The shadow of Dresden
When I first arrived in the city a few years ago, I was struck by the blackness of those old buildings, which were remnants of the war. I prefer the post-war German approach, preserving these war-scorched surfaces that are almost different from any glamorous city in Europe. I know there's still wishful thinking about this. At night, the dim lights of the hotel and the street are painted, and this black church is shrouded in shadows.
Classical shapes in Germany
As seen at the State Gallery in Berlin, a small picture of Francesca, transparent, clean and full of nobility. In a number of classical paintings, they come out of their heads. This trip of classical painting is not calculated, except for a few masterpieces that can be seen again, most of them look at it from a distance. The Middle Ages were relatively better, not greasy and naïve and straightforward, and the rest was mostly submerged in soy sauce. Classical painting did run out before Impressionism. Lifestyle changes inevitably lead to a shift in viewing and art, honestly also.

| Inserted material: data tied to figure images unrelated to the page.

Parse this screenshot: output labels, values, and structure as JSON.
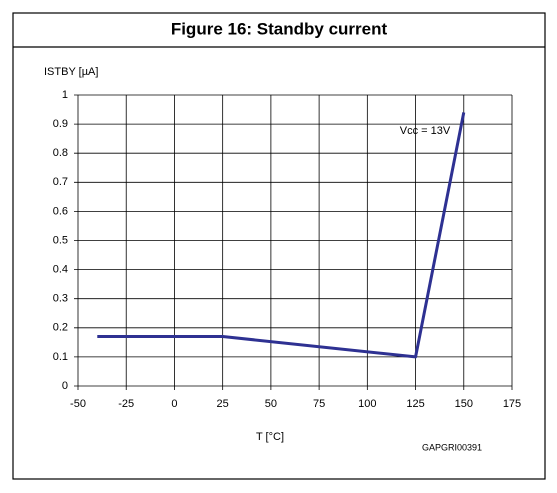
{
  "chart_data": {
    "type": "line",
    "title": "Figure 16: Standby current",
    "ylabel": "ISTBY [µA]",
    "xlabel": "T [°C]",
    "code": "GAPGRI00391",
    "x": [
      -40,
      25,
      125,
      150
    ],
    "series": [
      {
        "name": "Vcc = 13V",
        "color": "#2e3192",
        "values": [
          0.17,
          0.17,
          0.1,
          0.94
        ]
      }
    ],
    "xlim": [
      -50,
      175
    ],
    "xticks": [
      -50,
      -25,
      0,
      25,
      50,
      75,
      100,
      125,
      150,
      175
    ],
    "ylim": [
      0,
      1
    ],
    "yticks": [
      0,
      0.1,
      0.2,
      0.3,
      0.4,
      0.5,
      0.6,
      0.7,
      0.8,
      0.9,
      1
    ],
    "grid": true
  }
}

The sharpness of Cranach is typical of the classical style I have always preferred, and unlike Dürer's solemnity, Cranach's paintings have always been full of a strange atmosphere. His slender, hard silhouette treatment is often recognizable at a glance in the paintings of the museum's walls. This list also includes Grunewald, Friedrich, and the contemporary Richter, Baselitz, and many more. I've always thought that German art has both crazy and intellectual qualities that make them less susceptible to erosion and dissipation in the face of popularity and globalization.

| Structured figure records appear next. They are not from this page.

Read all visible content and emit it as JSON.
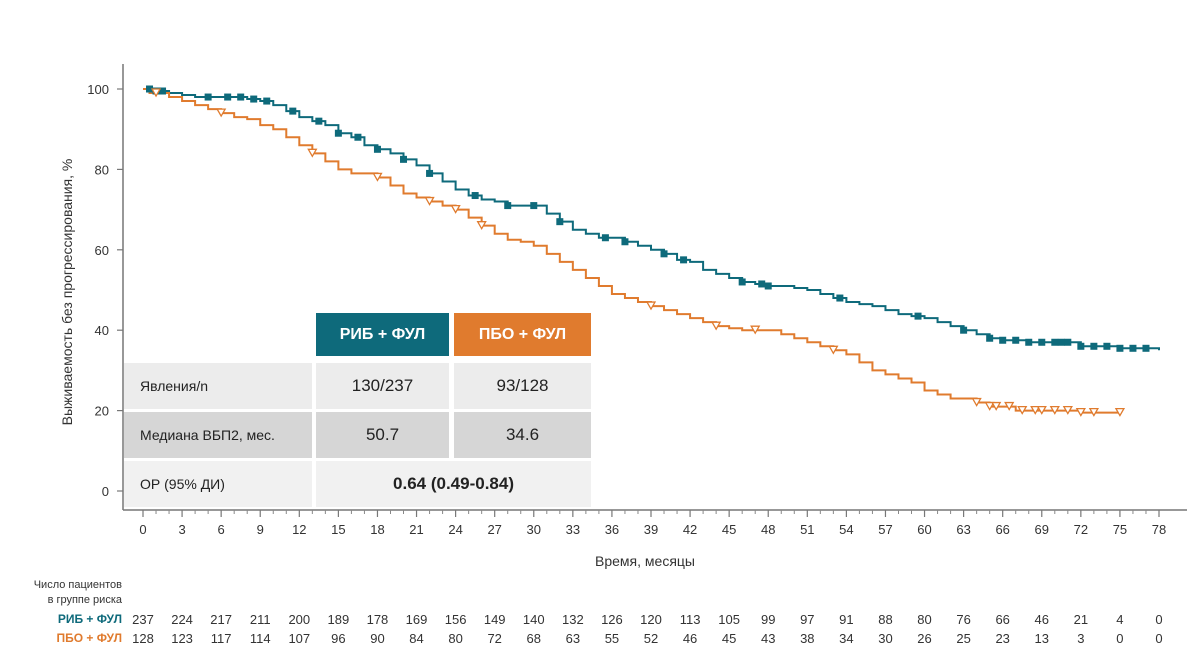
{
  "chart_data": {
    "type": "line",
    "subtype": "kaplan-meier",
    "title": "",
    "xlabel": "Время, месяцы",
    "ylabel": "Выживаемость без прогрессирования, %",
    "xlim": [
      0,
      78
    ],
    "ylim": [
      0,
      100
    ],
    "xticks": [
      0,
      3,
      6,
      9,
      12,
      15,
      18,
      21,
      24,
      27,
      30,
      33,
      36,
      39,
      42,
      45,
      48,
      51,
      54,
      57,
      60,
      63,
      66,
      69,
      72,
      75,
      78
    ],
    "yticks": [
      0,
      20,
      40,
      60,
      80,
      100
    ],
    "grid": false,
    "series": [
      {
        "name": "РИБ + ФУЛ",
        "color": "#0e6a7b",
        "censor_marker": "square",
        "points": [
          [
            0,
            100
          ],
          [
            1,
            99.5
          ],
          [
            2,
            99
          ],
          [
            3,
            98.5
          ],
          [
            4,
            98
          ],
          [
            6,
            98
          ],
          [
            8,
            97.5
          ],
          [
            9,
            97
          ],
          [
            10,
            96
          ],
          [
            11,
            94.5
          ],
          [
            12,
            93
          ],
          [
            13,
            92
          ],
          [
            14,
            91
          ],
          [
            15,
            89
          ],
          [
            16,
            88
          ],
          [
            17,
            86
          ],
          [
            18,
            85
          ],
          [
            19,
            84
          ],
          [
            20,
            82.5
          ],
          [
            21,
            81
          ],
          [
            22,
            79
          ],
          [
            23,
            77
          ],
          [
            24,
            75
          ],
          [
            25,
            73.5
          ],
          [
            26,
            72.5
          ],
          [
            27,
            72
          ],
          [
            28,
            71
          ],
          [
            30,
            71
          ],
          [
            31,
            69
          ],
          [
            32,
            67
          ],
          [
            33,
            65
          ],
          [
            34,
            64
          ],
          [
            35,
            63
          ],
          [
            36,
            63
          ],
          [
            37,
            62
          ],
          [
            38,
            61
          ],
          [
            39,
            60
          ],
          [
            40,
            59
          ],
          [
            41,
            57.5
          ],
          [
            42,
            57
          ],
          [
            43,
            55
          ],
          [
            44,
            54
          ],
          [
            45,
            53
          ],
          [
            46,
            52
          ],
          [
            47,
            51.5
          ],
          [
            48,
            51
          ],
          [
            50,
            50.5
          ],
          [
            51,
            50
          ],
          [
            52,
            49
          ],
          [
            53,
            48
          ],
          [
            54,
            47
          ],
          [
            55,
            46.5
          ],
          [
            56,
            46
          ],
          [
            57,
            45
          ],
          [
            58,
            44
          ],
          [
            59,
            43.5
          ],
          [
            60,
            43
          ],
          [
            61,
            42
          ],
          [
            62,
            41
          ],
          [
            63,
            40
          ],
          [
            64,
            39
          ],
          [
            65,
            38
          ],
          [
            66,
            37.5
          ],
          [
            67,
            37.5
          ],
          [
            68,
            37
          ],
          [
            70,
            37
          ],
          [
            72,
            36
          ],
          [
            75,
            35.5
          ],
          [
            78,
            35
          ]
        ],
        "censored_x": [
          0.5,
          1,
          1.5,
          5,
          6.5,
          7.5,
          8.5,
          9.5,
          11.5,
          13.5,
          15,
          16.5,
          18,
          20,
          22,
          25.5,
          28,
          30,
          32,
          35.5,
          37,
          40,
          41.5,
          46,
          47.5,
          48,
          53.5,
          59.5,
          63,
          65,
          66,
          67,
          68,
          69,
          70,
          70.5,
          71,
          72,
          73,
          74,
          75,
          76,
          77
        ]
      },
      {
        "name": "ПБО + ФУЛ",
        "color": "#e07b2e",
        "censor_marker": "triangle-down",
        "points": [
          [
            0,
            100
          ],
          [
            0.5,
            99
          ],
          [
            1,
            99
          ],
          [
            2,
            98
          ],
          [
            3,
            97
          ],
          [
            4,
            96
          ],
          [
            5,
            95
          ],
          [
            6,
            94
          ],
          [
            7,
            93
          ],
          [
            8,
            92.5
          ],
          [
            9,
            91
          ],
          [
            10,
            90
          ],
          [
            11,
            88
          ],
          [
            12,
            86
          ],
          [
            13,
            84
          ],
          [
            14,
            82
          ],
          [
            15,
            80
          ],
          [
            16,
            79
          ],
          [
            18,
            78
          ],
          [
            19,
            76
          ],
          [
            20,
            74
          ],
          [
            21,
            73
          ],
          [
            22,
            72
          ],
          [
            23,
            71
          ],
          [
            24,
            70
          ],
          [
            25,
            68
          ],
          [
            26,
            66
          ],
          [
            27,
            64
          ],
          [
            28,
            62.5
          ],
          [
            29,
            62
          ],
          [
            30,
            61
          ],
          [
            31,
            59
          ],
          [
            32,
            57
          ],
          [
            33,
            55
          ],
          [
            34,
            53
          ],
          [
            35,
            51
          ],
          [
            36,
            49
          ],
          [
            37,
            48
          ],
          [
            38,
            47
          ],
          [
            39,
            46
          ],
          [
            40,
            45
          ],
          [
            41,
            44
          ],
          [
            42,
            43
          ],
          [
            43,
            42
          ],
          [
            44,
            41
          ],
          [
            45,
            40.5
          ],
          [
            46,
            40
          ],
          [
            48,
            40
          ],
          [
            49,
            39
          ],
          [
            50,
            38
          ],
          [
            51,
            37
          ],
          [
            52,
            36
          ],
          [
            53,
            35
          ],
          [
            54,
            34
          ],
          [
            55,
            32
          ],
          [
            56,
            30
          ],
          [
            57,
            29
          ],
          [
            58,
            28
          ],
          [
            59,
            27
          ],
          [
            60,
            25
          ],
          [
            61,
            24
          ],
          [
            62,
            23
          ],
          [
            63,
            23
          ],
          [
            64,
            22
          ],
          [
            65,
            21
          ],
          [
            66,
            21
          ],
          [
            67,
            20
          ],
          [
            68,
            20
          ],
          [
            70,
            20
          ],
          [
            72,
            19.5
          ],
          [
            75,
            19.5
          ]
        ],
        "censored_x": [
          1,
          6,
          13,
          18,
          22,
          24,
          26,
          39,
          44,
          47,
          53,
          64,
          65,
          65.5,
          66.5,
          67.5,
          68.5,
          69,
          70,
          71,
          72,
          73,
          75
        ]
      }
    ]
  },
  "summary_table": {
    "header_rib": "РИБ + ФУЛ",
    "header_pbo": "ПБО + ФУЛ",
    "header_rib_color": "#0e6a7b",
    "header_pbo_color": "#e07b2e",
    "row_events_label": "Явления/n",
    "row_events_rib": "130/237",
    "row_events_pbo": "93/128",
    "row_median_label": "Медиана ВБП2, мес.",
    "row_median_rib": "50.7",
    "row_median_pbo": "34.6",
    "row_hr_label": "ОР (95% ДИ)",
    "row_hr_value": "0.64 (0.49-0.84)"
  },
  "risk_table": {
    "title_line1": "Число пациентов",
    "title_line2": "в группе риска",
    "times": [
      0,
      3,
      6,
      9,
      12,
      15,
      18,
      21,
      24,
      27,
      30,
      33,
      36,
      39,
      42,
      45,
      48,
      51,
      54,
      57,
      60,
      63,
      66,
      69,
      72,
      75,
      78
    ],
    "rows": [
      {
        "name": "РИБ + ФУЛ",
        "color": "#0e6a7b",
        "counts": [
          "237",
          "224",
          "217",
          "211",
          "200",
          "189",
          "178",
          "169",
          "156",
          "149",
          "140",
          "132",
          "126",
          "120",
          "113",
          "105",
          "99",
          "97",
          "91",
          "88",
          "80",
          "76",
          "66",
          "46",
          "21",
          "4",
          "0"
        ]
      },
      {
        "name": "ПБО + ФУЛ",
        "color": "#e07b2e",
        "counts": [
          "128",
          "123",
          "117",
          "114",
          "107",
          "96",
          "90",
          "84",
          "80",
          "72",
          "68",
          "63",
          "55",
          "52",
          "46",
          "45",
          "43",
          "38",
          "34",
          "30",
          "26",
          "25",
          "23",
          "13",
          "3",
          "0",
          "0"
        ]
      }
    ]
  }
}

The fairy spirit of contemporary art
There was half a day to see two contemporary art galleries, foreign language is a chasm, if you leave the text of the instructions, basically confused. But I can feel the fragility and thinness that only contemporary people have. Over the years, apart from misinterpretations and misinterpretations, I no longer have a greater enthusiasm to try to spend too much time trying to learn to understand it. Behind those works is also too much nothingness, even if some works do seem to be full of temptation and fairy spirit.

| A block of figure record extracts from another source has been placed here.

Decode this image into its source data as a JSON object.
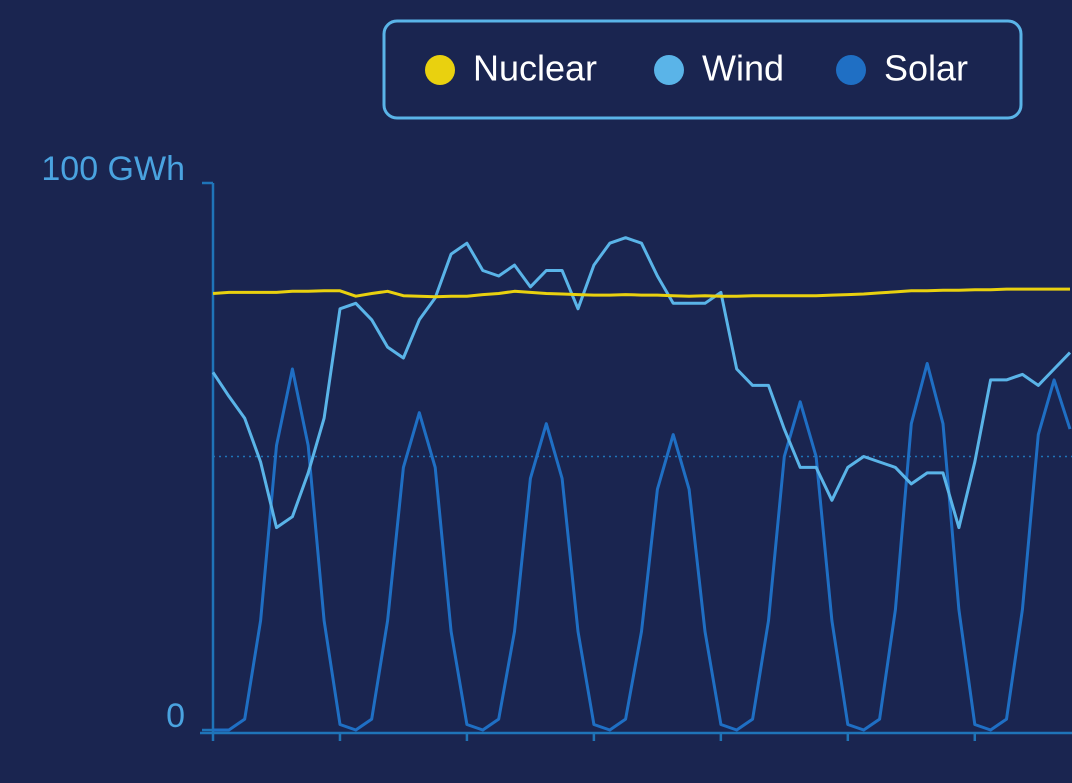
{
  "chart_data": {
    "type": "line",
    "x": [
      0,
      3,
      6,
      9,
      12,
      15,
      18,
      21,
      24,
      27,
      30,
      33,
      36,
      39,
      42,
      45,
      48,
      51,
      54,
      57,
      60,
      63,
      66,
      69,
      72,
      75,
      78,
      81,
      84,
      87,
      90,
      93,
      96,
      99,
      102,
      105,
      108,
      111,
      114,
      117,
      120,
      123,
      126,
      129,
      132,
      135,
      138,
      141,
      144,
      147,
      150,
      153,
      156,
      159,
      162
    ],
    "series": [
      {
        "name": "Nuclear",
        "color": "#e9d10f",
        "values": [
          79.8,
          80,
          80,
          80,
          80,
          80.2,
          80.2,
          80.3,
          80.3,
          79.3,
          79.8,
          80.2,
          79.4,
          79.3,
          79.2,
          79.3,
          79.3,
          79.6,
          79.8,
          80.2,
          80,
          79.8,
          79.7,
          79.6,
          79.5,
          79.5,
          79.6,
          79.5,
          79.5,
          79.4,
          79.3,
          79.4,
          79.3,
          79.3,
          79.4,
          79.4,
          79.4,
          79.4,
          79.4,
          79.5,
          79.6,
          79.7,
          79.9,
          80.1,
          80.3,
          80.3,
          80.4,
          80.4,
          80.5,
          80.5,
          80.6,
          80.6,
          80.6,
          80.6,
          80.6
        ]
      },
      {
        "name": "Wind",
        "color": "#5ab4e8",
        "values": [
          65.4,
          61,
          57,
          49,
          37,
          39,
          47,
          57,
          77,
          78,
          75,
          70,
          68,
          75,
          79,
          87,
          89,
          84,
          83,
          85,
          81,
          84,
          84,
          77,
          85,
          89,
          90,
          89,
          83,
          78,
          78,
          78,
          80,
          66,
          63,
          63,
          55,
          48,
          48,
          42,
          48,
          50,
          49,
          48,
          45,
          47,
          47,
          37,
          49,
          64,
          64,
          65,
          63,
          66,
          69
        ]
      },
      {
        "name": "Solar",
        "color": "#1f6fc4",
        "values": [
          0,
          0,
          2,
          20,
          52,
          66,
          52,
          20,
          1,
          0,
          2,
          20,
          48,
          58,
          48,
          18,
          1,
          0,
          2,
          18,
          46,
          56,
          46,
          18,
          1,
          0,
          2,
          18,
          44,
          54,
          44,
          18,
          1,
          0,
          2,
          20,
          50,
          60,
          50,
          20,
          1,
          0,
          2,
          22,
          56,
          67,
          56,
          22,
          1,
          0,
          2,
          22,
          54,
          64,
          55
        ]
      }
    ],
    "xlim": [
      0,
      162
    ],
    "xticks": [
      0,
      24,
      48,
      72,
      96,
      120,
      144
    ],
    "ylim": [
      0,
      100
    ],
    "yticks": [
      0,
      {
        "value": 100,
        "label": "100 GWh"
      }
    ],
    "ygrid": [
      50
    ]
  }
}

Germany is on the other side of the forest
On the last day, I decided to paint the forest of Berlin and put an end to the task set for the trip. First painted the square in front of the Berlin Philharmonic, crossed the road and entered the forest. In August in Berlin, the summer temperature is actually not high, and even a little chilly. Only the sandy road in the forest occasionally had one or two pedestrians, empty and mysterious. For a moment I thought about german art that I had loved all these years, and on this trip, I could feel their intentional or unintentional emphasis on nationality. If there is indeed a german spirit, then from Frankfurt, Dresden to Berlin, you can vaguely feel that kind of characteristics that are about to come out. Or in the trend of international contemporary art, not everyone can stick to their own acres and acres, and it will always gain new forms and opportunities in the collision. Looking at ourselves, I remembered the crumbling blue and white porcelain cup in my bag.
On the last sketch album I decided to paint this thick, dark forest. I've painted New York's Central Park and it feels big, but it's visible at a glance. And this park in Berlin called Till is not big. Maybe it's the geographical difference, this forest looks airtight, far-reaching, I think it's more psychologically distant.
I painted this forest by a pond with a statue, and I don't know the name of the statue, as ignorant as I am of the land.